Kenya dropped its bid to extend the SGR to Kisumu and later on to the Ugandan border after failing to secure a multi-billion-shilling loan from China, which funded the first and second phases of the new railway line.
Mr Macharia said that the Kisumu line, which had a thriving passenger service in the 1990s, will form the major supply route to deliver cargo to the neighbouring countries through the Kisumu port.
"We have just completed a technical assessment of the line and we need about Sh3.8 billion to make it workable though not at a high speed," Mr Macharia said in an interview with the Business Daily.
"This will be useful in supplying cargo to the port, which we have completed reviving. It is an interim solution as we plan for the extension of SGR," he added.
Plans to upgrade the old Kisumu line emerged in a week when Uganda also announced that would start refurbishing the old rail network this month to boost bulk cargo transportation, after failing to secure $2.2 billion in Chinese funding for a new SGR line.
The rehabilitation will be carried out in phases over several years and cost at least $267 million, said the state-run Uganda Railways Corporation, adding that the European Union and other international lenders would back the upgrade.
Mr Macharia said Kenya will fund the upgrade of the Kisumu line from internal resources, cutting reliance on Chinese loans for railway projects.
The Treasury on Tuesday sought parliamentary approval to increase the budget for the year starting July by Sh86 billion to Sh3.13 trillion to accommodate projects not planned earlier.
Rail transport has been allocated an additional Sh12.2 billion, which sources at the Treasury say includes the Kisumu line upgrade expenses.
In many places on the Nakuru--Kisumu old railway line, grass has grown over disused or missing tracks.
"The reality is that the Nakuru-Kisumu is not in good shape, it has 17 bridges which have been vandalised so it may require doing a new line altogether," Mr Macharia said earlier in the year.
The old line from Naivasha to Malaba has been operational but is in bad condition, limiting the cargo volumes and train speeds on it.
The Kisumu track from Nakuru, which goes through Njoro, Londiani, Muhoroni and terminates at Butere, has not been in use.
A cargo rail business is critical in making the Kisumu port a viable investment, and this informed the decision to upgrade the old Nakuru--Kisumu rail network.
President Uhuru Kenyatta is in coming days expected to launch the Kisumu Port, which is expected to raise the fortunes of the Western Kenya city as a regional economic hub.
The port will make Lake Victoria a crucial transport corridor in the shipment of general cargo into and out of the East African region.
Some of the goods that Kenya plans to export via the port include fertiliser, cement, rice, edible oil and general dry cargo such as spare parts and goods coming from the Port of Mombasa via SGR.
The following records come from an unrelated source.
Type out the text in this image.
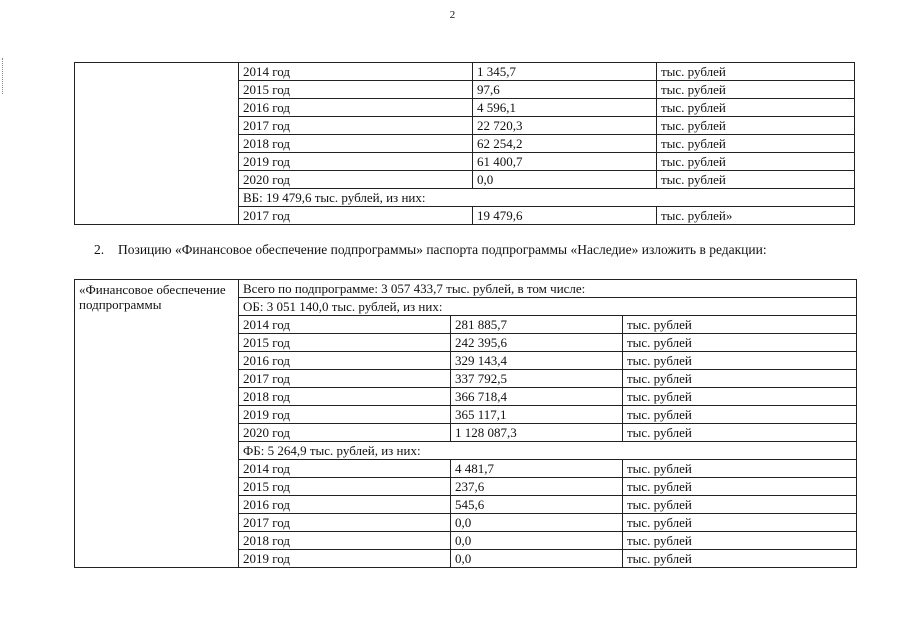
2
	2014 год	1 345,7	тыс. рублей
	2015 год	97,6	тыс. рублей
	2016 год	4 596,1	тыс. рублей
	2017 год	22 720,3	тыс. рублей
	2018 год	62 254,2	тыс. рублей
	2019 год	61 400,7	тыс. рублей
	2020 год	0,0	тыс. рублей
	ВБ: 19 479,6 тыс. рублей, из них:		
	2017 год	19 479,6	тыс. рублей»
2. Позицию «Финансовое обеспечение подпрограммы» паспорта подпрограммы «Наследие» изложить в редакции:
«Финансовое обеспечение подпрограммы	Всего по подпрограмме: 3 057 433,7 тыс. рублей, в том числе:		
	ОБ: 3 051 140,0 тыс. рублей, из них:		
	2014 год	281 885,7	тыс. рублей
	2015 год	242 395,6	тыс. рублей
	2016 год	329 143,4	тыс. рублей
	2017 год	337 792,5	тыс. рублей
	2018 год	366 718,4	тыс. рублей
	2019 год	365 117,1	тыс. рублей
	2020 год	1 128 087,3	тыс. рублей
	ФБ: 5 264,9 тыс. рублей, из них:		
	2014 год	4 481,7	тыс. рублей
	2015 год	237,6	тыс. рублей
	2016 год	545,6	тыс. рублей
	2017 год	0,0	тыс. рублей
	2018 год	0,0	тыс. рублей
	2019 год	0,0	тыс. рублей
The upgrade of the old track from Naivasha to Malaba ran into headwinds after its costs surpassed the government’s budget, shattering plans to link the line to the SGR at Naivasha.
The Nairobi-Naivasha SGR line was opened last month. The government had estimated that revamping the MGR line to Malaba would cost Sh21 billion.
The funding was to come from an unidentified private backer, an option seen as cheaper compared to building a new modern line with Chinese loans.
The private investor was expected to recover the investments from higher freight fees on cargo and passenger fares.
However, the quotation for the upgrade project done by a Chinese contractor surpassed the envisaged budget by more than three times, sending the government back to the drawing board.